Packed bags, including the large canvas sacks used to store bedding, as well as other bundles and cases, are being reopened and the items placed back on shelves by Zamir's wife, Marina Bibi, 26, and her eldest daughter, Shandana, eight.
Marina has tears in her eyes as she puts utensils in the corner of their one-room house which serves as her kitchen. "I had such high hopes of a future better than this - not rats running under our beds and a daily struggle to make ends meet. But I guess we will just have to make do in this rented hovel a bit longer."
Till the previous evening, Zamir Khan, an ethnic Pashtoon, had planned to move his family from Kohat to Karachi in the hope of finding a better job. Khan, who moved away from home in the Khyber Agency due to conflict between militants and troops two years ago, currently works as a labourer. He told IRIN: "I see little hope of things calming down in Khyber. I had thought our best hope was to move to a large city where more work will be available. But now I have changed my mind about going to Karachi."
Khan's change of heart is prompted by a recent incident in which seven people, most of them Pashtoons from KP were killed
in an attack on a bus apparently carried out by a Sindhi nationalist group. "This has scared me. There have been attacks in Karachi as well, though this happened in another town. Perhaps it is better to stay closer to home."
Violence targeting Pashtoons has claimed hundreds of lives in Karachi over the past few years. According to the Vancouver-based Human Security Report Project, over 1,000 people were killed in ethnic violence
in the city in 2010, most of them people who had moved from KP in search of work.

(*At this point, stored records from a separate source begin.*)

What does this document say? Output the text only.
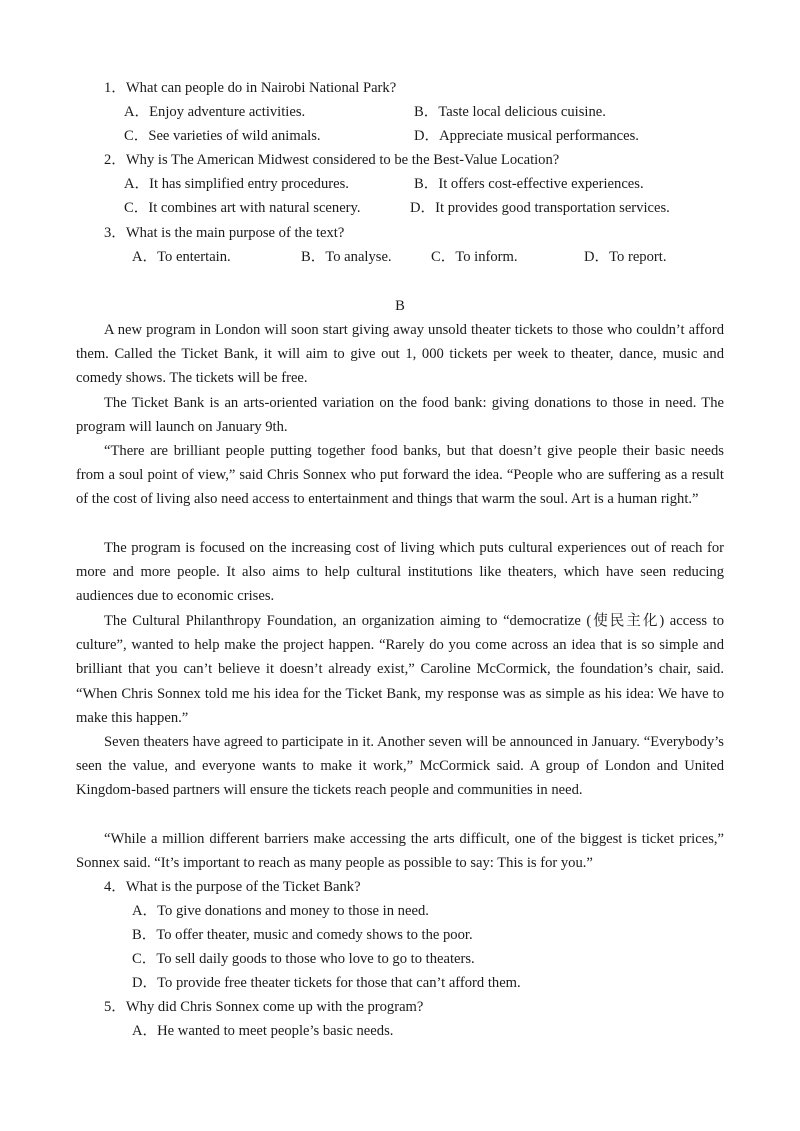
1．What can people do in Nairobi National Park?
A．Enjoy adventure activities.	B．Taste local delicious cuisine.
C．See varieties of wild animals.	D．Appreciate musical performances.
2．Why is The American Midwest considered to be the Best-Value Location?
A．It has simplified entry procedures.	B．It offers cost-effective experiences.
C．It combines art with natural scenery.	D．It provides good transportation services.
3．What is the main purpose of the text?
A．To entertain.	B．To analyse.	C．To inform.	D．To report.
B

A new program in London will soon start giving away unsold theater tickets to those who couldn’t afford them. Called the Ticket Bank, it will aim to give out 1, 000 tickets per week to theater, dance, music and comedy shows. The tickets will be free.

The Ticket Bank is an arts-oriented variation on the food bank: giving donations to those in need. The program will launch on January 9th.

“There are brilliant people putting together food banks, but that doesn’t give people their basic needs from a soul point of view,” said Chris Sonnex who put forward the idea. “People who are suffering as a result of the cost of living also need access to entertainment and things that warm the soul. Art is a human right.”

The program is focused on the increasing cost of living which puts cultural experiences out of reach for more and more people. It also aims to help cultural institutions like theaters, which have seen reducing audiences due to economic crises.

The Cultural Philanthropy Foundation, an organization aiming to “democratize (使民主化) access to culture”, wanted to help make the project happen. “Rarely do you come across an idea that is so simple and brilliant that you can’t believe it doesn’t already exist,” Caroline McCormick, the foundation’s chair, said. “When Chris Sonnex told me his idea for the Ticket Bank, my response was as simple as his idea: We have to make this happen.”

Seven theaters have agreed to participate in it. Another seven will be announced in January. “Everybody’s seen the value, and everyone wants to make it work,” McCormick said. A group of London and United Kingdom-based partners will ensure the tickets reach people and communities in need.

“While a million different barriers make accessing the arts difficult, one of the biggest is ticket prices,” Sonnex said. “It’s important to reach as many people as possible to say: This is for you.”

4．What is the purpose of the Ticket Bank?
A．To give donations and money to those in need.
B．To offer theater, music and comedy shows to the poor.
C．To sell daily goods to those who love to go to theaters.
D．To provide free theater tickets for those that can’t afford them.
5．Why did Chris Sonnex come up with the program?
A．He wanted to meet people’s basic needs.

The tensions between Pashtoons and Mohajirs - people who settled in Pakistan, mainly Karachi, after migrating from India on partition in 1947 - linger on.
"Things are tough here for us Pastooons," Hamid Khan, a labourer in Karachi told IRIN. He said he was considering returning to Peshawar in KP.

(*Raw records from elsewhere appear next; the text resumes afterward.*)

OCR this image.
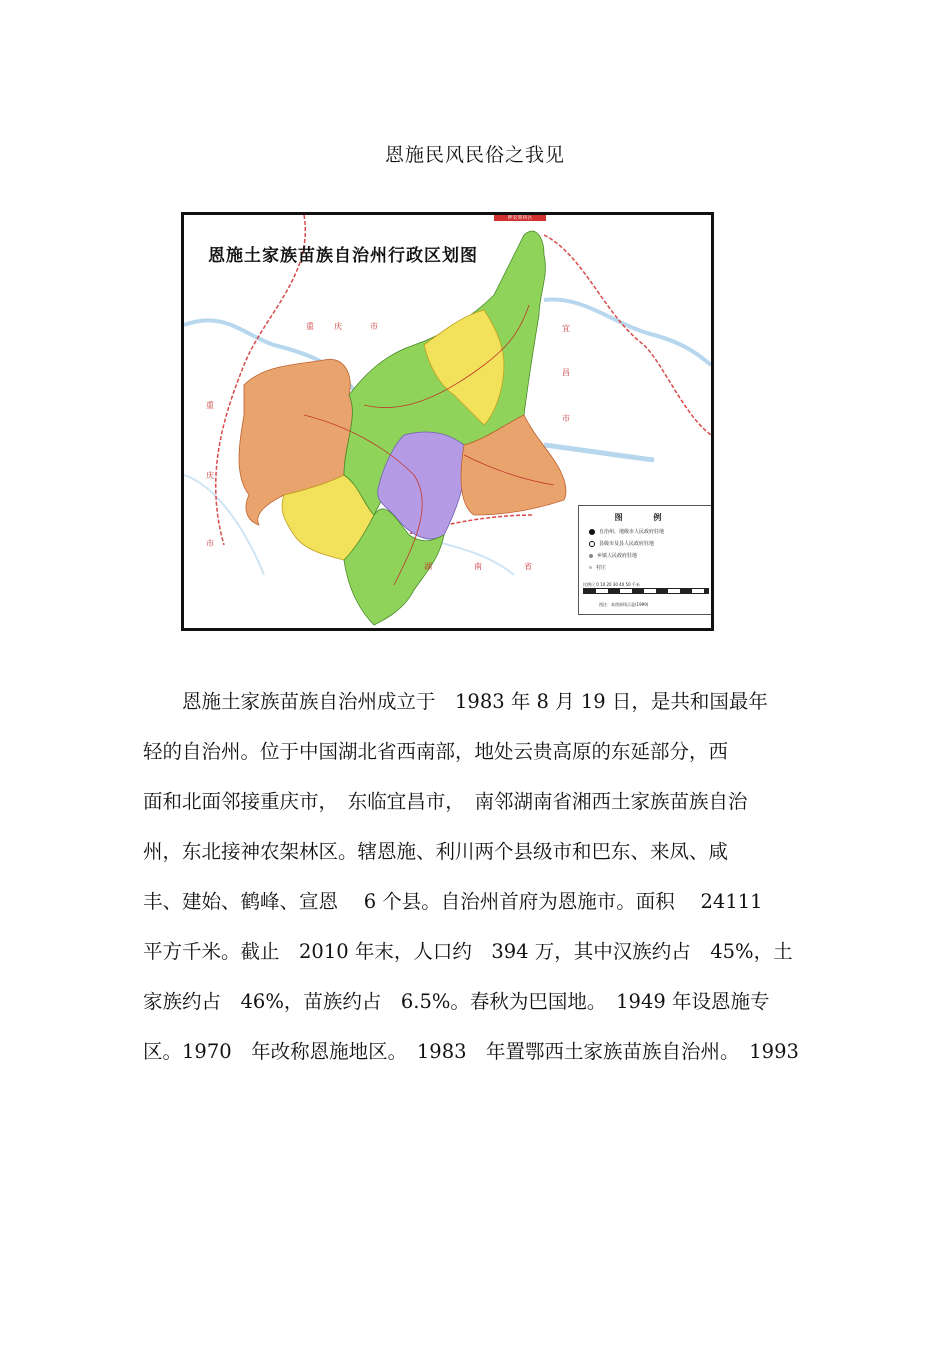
恩施民风民俗之我见
神农架林区
恩施土家族苗族自治州行政区划图
重	庆	市
重
庆
市
宜
昌
市
湖	南	省
图 例
自治州、地级市人民政府驻地
县级市及县人民政府驻地
乡镇人民政府驻地
村庄
比例尺 0 10 20 30 40 50 千米
图注：本图界线示意(1999)
　　恩施土家族苗族自治州成立于　1983 年 8 月 19 日，是共和国最年
轻的自治州。位于中国湖北省西南部，地处云贵高原的东延部分，西
面和北面邻接重庆市，　东临宜昌市，　南邻湖南省湘西土家族苗族自治
州，东北接神农架林区。辖恩施、利川两个县级市和巴东、来凤、咸
丰、建始、鹤峰、宣恩　 6 个县。自治州首府为恩施市。面积　 24111
平方千米。截止　2010 年末，人口约　394 万，其中汉族约占　45%，土
家族约占　46%，苗族约占　6.5%。春秋为巴国地。　1949 年设恩施专
区。1970　年改称恩施地区。　1983　年置鄂西土家族苗族自治州。　1993
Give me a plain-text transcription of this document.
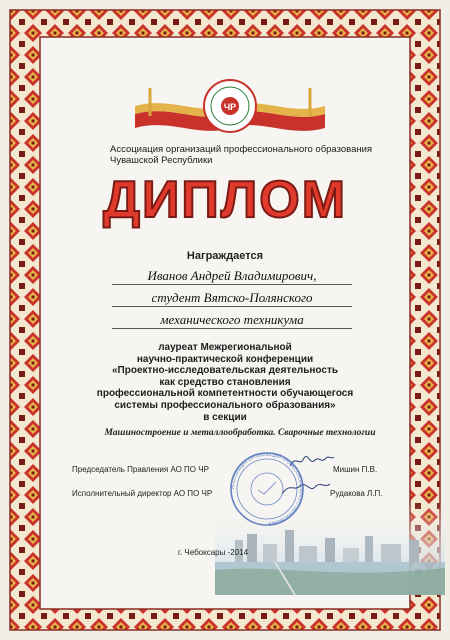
ЧР
Ассоциация организаций профессионального образования
Чувашской Республики
ДИПЛОМ
Награждается
Иванов Андрей Владимирович,
студент Вятско-Полянского
механического техникума
лауреат Межрегиональной
научно-практической конференции
«Проектно-исследовательская деятельность
как средство становления
профессиональной компетентности обучающегося
системы профессионального образования»
в секции
Машиностроение и металлообработка. Сварочные технологии
Председатель Правления АО ПО ЧР	Мишин П.В.
Исполнительный директор АО ПО ЧР	Рудакова Л.П.
АССОЦИАЦИЯ ОРГАНИЗАЦИЙ ПРОФЕССИОНАЛЬНОГО ОБРАЗОВАНИЯ
г. Чебоксары -2014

"There is ethnic cleansing [going] on in Karachi, and also Balochistan. Political forces play a part creating a very dangerous situation," I.A. Rehman, secretary-general of the Autonomous Human Rights Commission of Pakistan said from Lahore.
Ethnic violence spreading?
The spread of violence to other areas in Sindh has alarmed monitoring groups. Rehman told IRIN: "Ethnic killings, wherever they happen, spell danger. Something needs to be done urgently to bring them to an end."

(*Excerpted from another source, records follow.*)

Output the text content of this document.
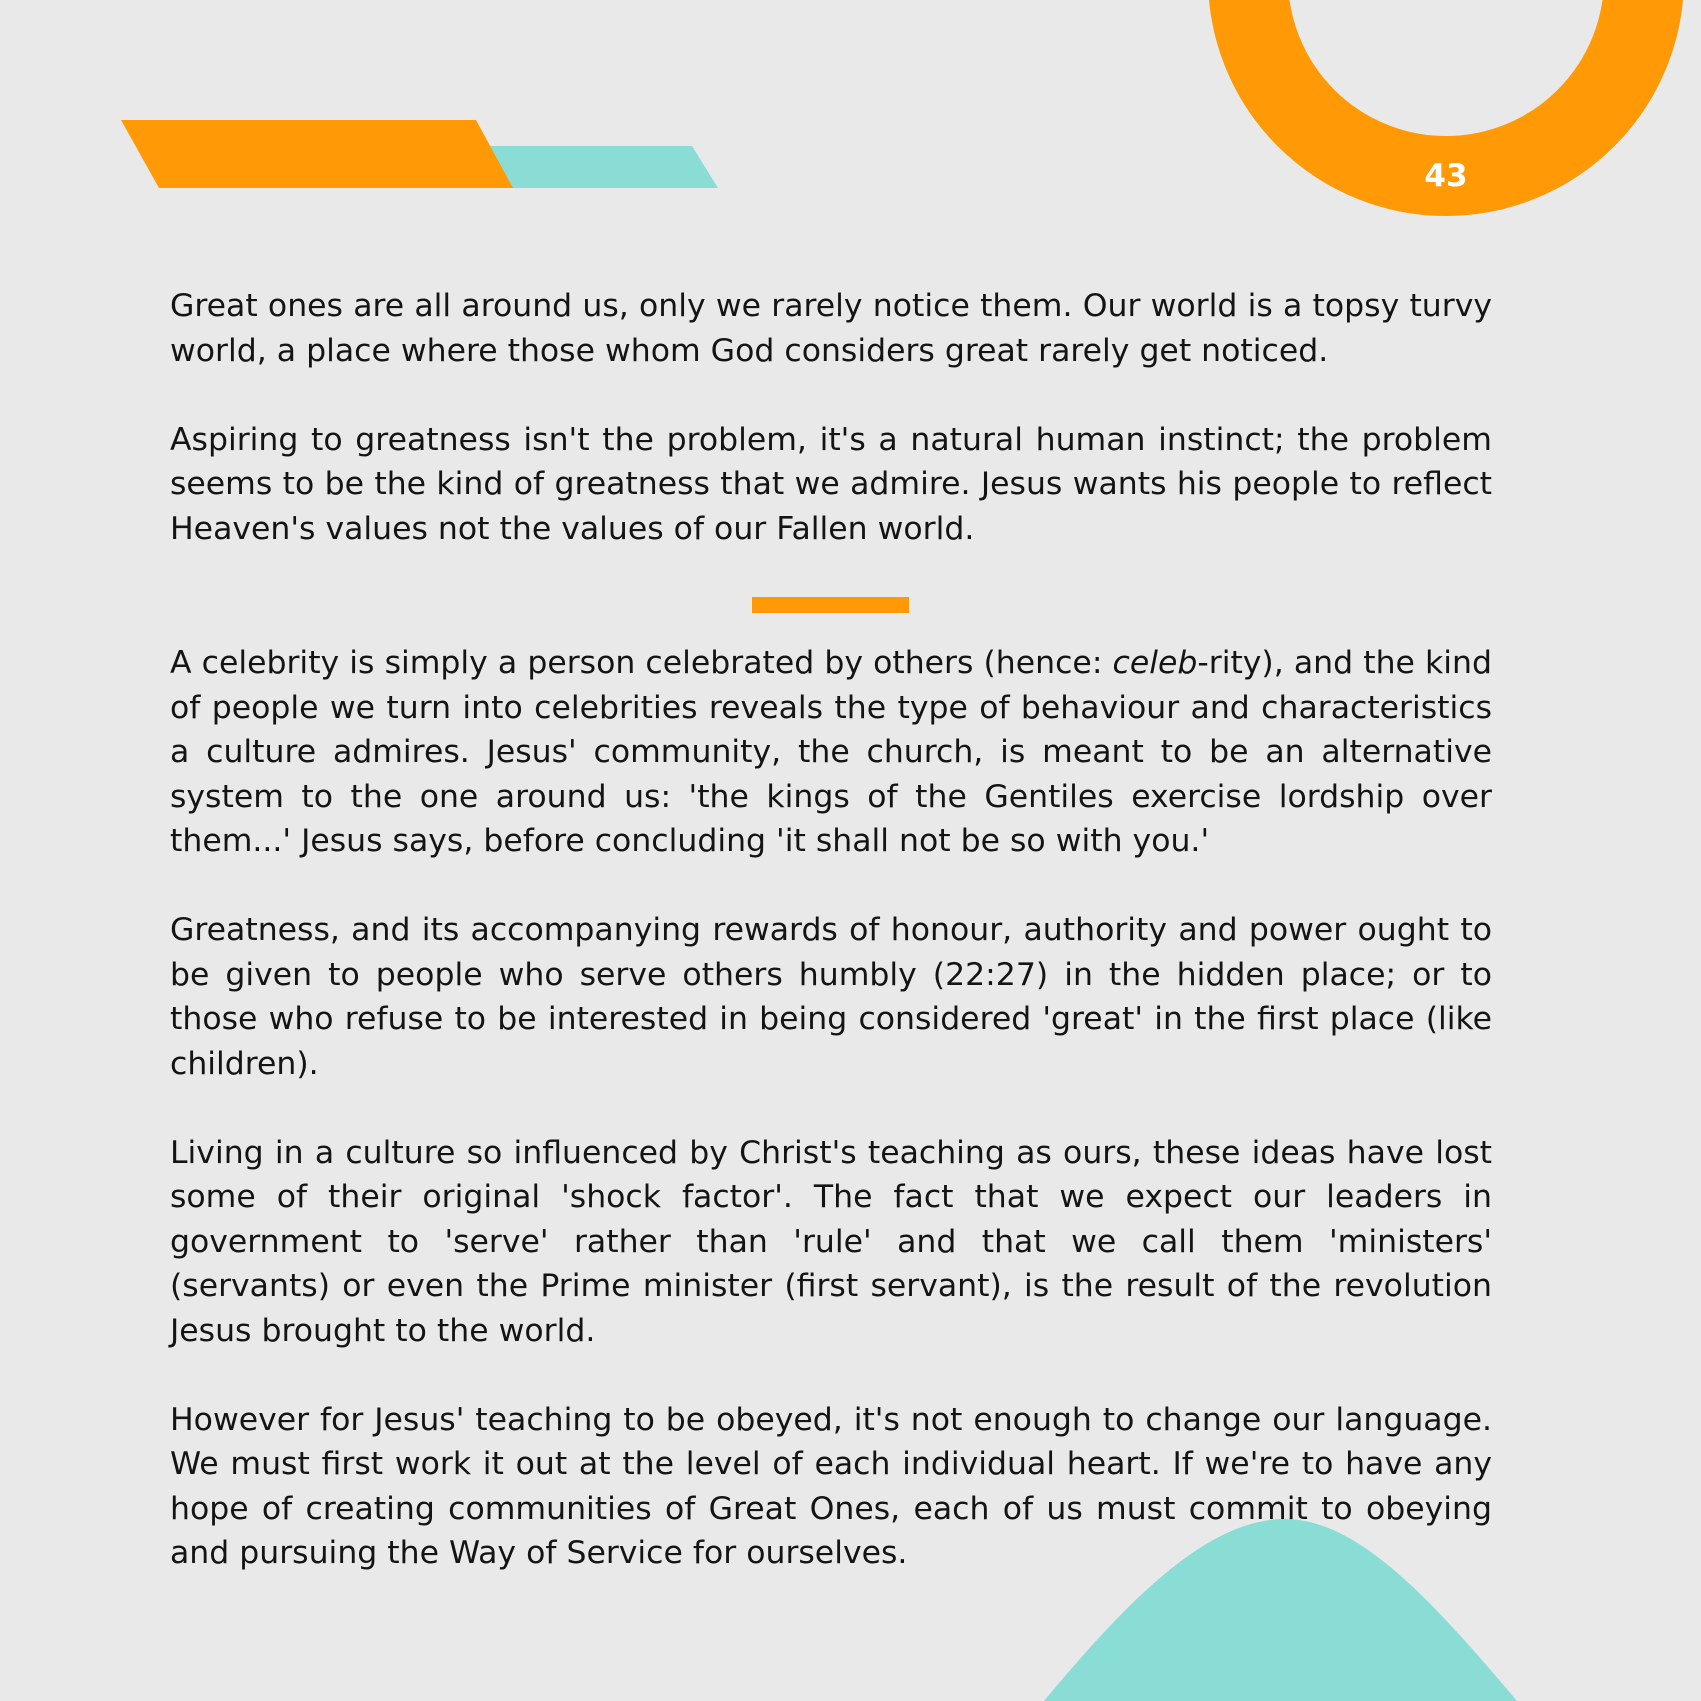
43

Great ones are all around us, only we rarely notice them. Our world is a topsy turvy world, a place where those whom God considers great rarely get noticed.

Aspiring to greatness isn't the problem, it's a natural human instinct; the problem seems to be the kind of greatness that we admire. Jesus wants his people to reflect Heaven's values not the values of our Fallen world.

A celebrity is simply a person celebrated by others (hence: celeb-rity), and the kind of people we turn into celebrities reveals the type of behaviour and characteristics a culture admires. Jesus' community, the church, is meant to be an alternative system to the one around us: 'the kings of the Gentiles exercise lordship over them...' Jesus says, before concluding 'it shall not be so with you.'

Greatness, and its accompanying rewards of honour, authority and power ought to be given to people who serve others humbly (22:27) in the hidden place; or to those who refuse to be interested in being considered 'great' in the first place (like children).

Living in a culture so influenced by Christ's teaching as ours, these ideas have lost some of their original 'shock factor'. The fact that we expect our leaders in government to 'serve' rather than 'rule' and that we call them 'ministers' (servants) or even the Prime minister (first servant), is the result of the revolution Jesus brought to the world.

However for Jesus' teaching to be obeyed, it's not enough to change our language. We must first work it out at the level of each individual heart. If we're to have any hope of creating communities of Great Ones, each of us must commit to obeying and pursuing the Way of Service for ourselves.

Like Khan, other displaced people also feel they have nowhere to go. Muhammad Noor, from the Swat Valley area of KP, lost his small roadside café in the devastating floods
that ravaged Swat in 2010. He told IRIN: "I had my farm destroyed in conflict between militants and army troops the year before that... I had thought of heading to Quetta [in Balochistan, where he has family] but safety issues concern me."
According to official figures, 31 Pashtoons have been killed in targeted killings based on ethnicity in Balochistan over the past two years.
"My family has lived here for decades. But things are not good for non-Baloch people right now. The nationalists want `settlers' from other provinces to leave," said Muhammad Hameed, a retired police official based in the Balochistan town of Khuzdar, adding that he was considering moving to the KP capital Peshawar, and had asked his adult sons to do the same.
"Talk of the attack on the bus in Sindh has spread everywhere here," Nasir Ullah, a tailor in Kohat, told IRIN.
He said that since the bus had been headed for Kohat people in the town had followed the news of its ambush with great interest.
"There are many IDPs [internally displaced persons] here who are considering what they should do and where they should go," Nasir Ullah said. "For most of them it now seems there are fewer and fewer options left open, given the fear that exists in so many places."